Most of your fans don’t really know you make art, right?
Yeah, they don’t delve much into the art world. In fact, unless you are involved in the art world, you’ll know the names of maybe five artists, which is weird considering how much information is out there.
But certainly having name recognition helps your art get attention.
Sure. I guess. I don’t really care. I mean, I’m doing it regardless. I’d studied painting and conceptual art in school in L.A., and I moved here in 1980 originally to do art. I had a show at White Columns in 1981 and started to make work again around 2000, even with the band still going. So it’s something I’ve always done.
So Sonic Youth was a diversion from your real career.

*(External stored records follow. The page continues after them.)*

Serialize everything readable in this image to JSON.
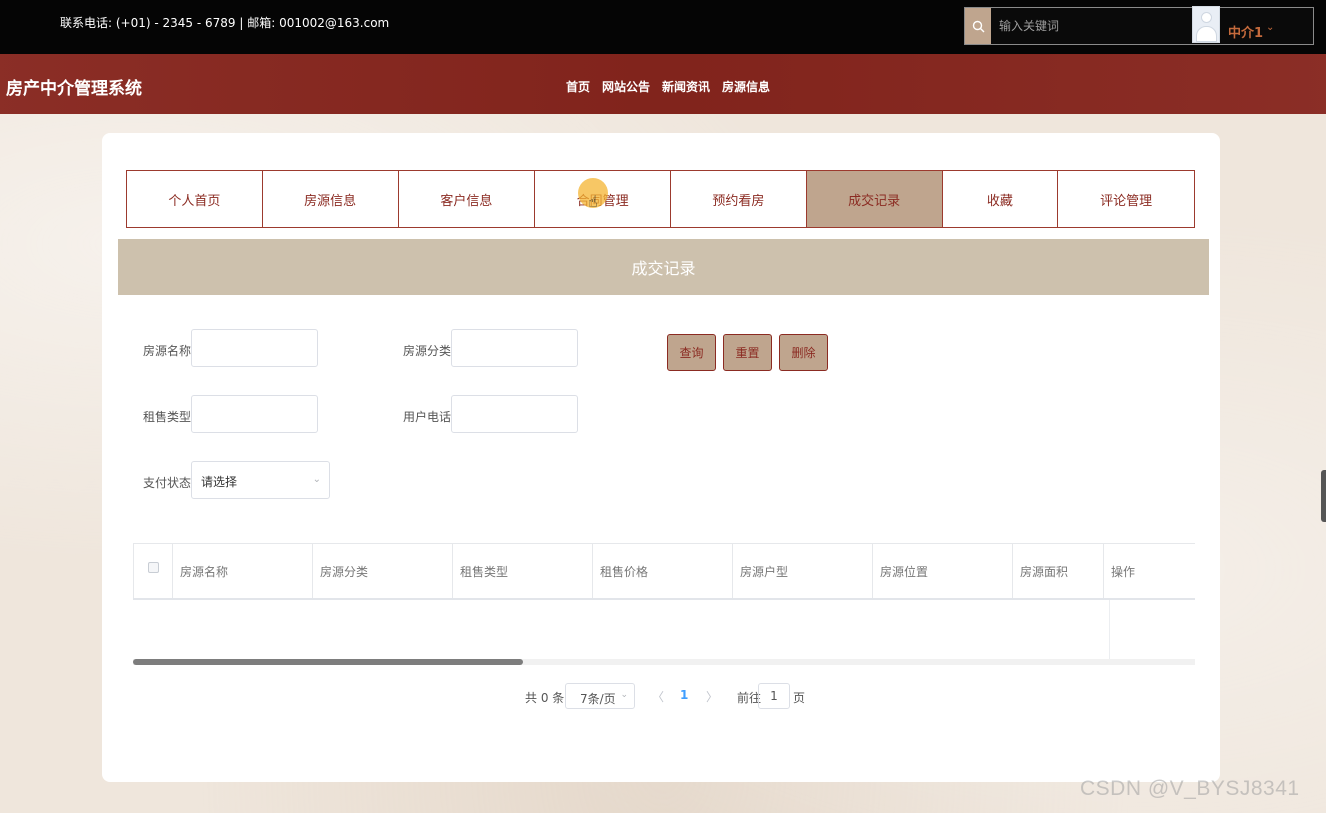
{
  "topbar": {
    "contact": "联系电话: (+01) - 2345 - 6789 | 邮箱: 001002@163.com",
    "search_placeholder": "输入关键词",
    "search_icon": "search-icon"
  },
  "header": {
    "brand": "房产中介管理系统",
    "nav": [
      "首页",
      "网站公告",
      "新闻资讯",
      "房源信息"
    ],
    "username": "中介1",
    "user_caret": "⌄"
  },
  "tabs": [
    {
      "label": "个人首页",
      "active": false
    },
    {
      "label": "房源信息",
      "active": false
    },
    {
      "label": "客户信息",
      "active": false
    },
    {
      "label": "合同管理",
      "active": false
    },
    {
      "label": "预约看房",
      "active": false
    },
    {
      "label": "成交记录",
      "active": true
    },
    {
      "label": "收藏",
      "active": false
    },
    {
      "label": "评论管理",
      "active": false
    }
  ],
  "section_title": "成交记录",
  "form": {
    "house_name_label": "房源名称",
    "house_category_label": "房源分类",
    "rent_sale_type_label": "租售类型",
    "user_phone_label": "用户电话",
    "pay_status_label": "支付状态",
    "pay_status_value": "请选择",
    "select_caret": "⌄"
  },
  "buttons": {
    "query": "查询",
    "reset": "重置",
    "delete": "删除"
  },
  "table": {
    "columns": [
      "房源名称",
      "房源分类",
      "租售类型",
      "租售价格",
      "房源户型",
      "房源位置",
      "房源面积",
      "操作"
    ],
    "rows": []
  },
  "pagination": {
    "total": "共 0 条",
    "page_size": "7条/页",
    "prev": "〈",
    "current": "1",
    "next": "〉",
    "goto_label": "前往",
    "goto_value": "1",
    "page_suffix": "页"
  },
  "watermark": "CSDN @V_BYSJ8341",
  "colors": {
    "topbar": "#050505",
    "header": "#86251d",
    "accent": "#bfa58e",
    "border_red": "#9c3a2e",
    "title_bar": "#cdc1ad",
    "pager_active": "#409eff"
  }
}
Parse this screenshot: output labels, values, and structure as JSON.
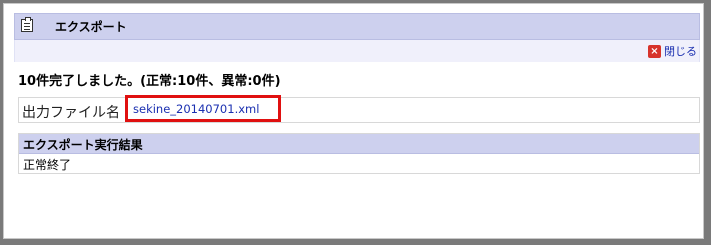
{
  "dialog": {
    "title": "エクスポート",
    "close_label": "閉じる"
  },
  "summary": "10件完了しました。(正常:10件、異常:0件)",
  "file": {
    "label": "出力ファイル名",
    "name": "sekine_20140701.xml"
  },
  "result": {
    "header": "エクスポート実行結果",
    "value": "正常終了"
  }
}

Yes, but there were reasons I joined the band. You’ve got to understand that in the early 1980s there was this huge explosion in the art world, with all of these galleries opening up, like Mary Boone and Metro Pictures, fighting over all of these artists like David Salle and Julian Schnabel. It freaked me out a bit, so music became my escape from that, though as I say not entirely.
So what is your show about?
It’s about lifestyle branding and everything getting marketed and how that leads into gentrification and the way the city has changed. It’s a more beautiful place—there’s always a new park springing up somewhere—but New York used to be a somewhere people came to make a difference. Now they seem to come here to be boring.
What’s the difference between performing and making art?
Visual art is more of a lifelong conversation and dialogue that allows you to follow your interests in a way that music doesn’t. Its more satisfying to be able to work on your own.
Kim Gordon, “Design Office: The City Is a Garden,” is at 303 Gallery through July 25.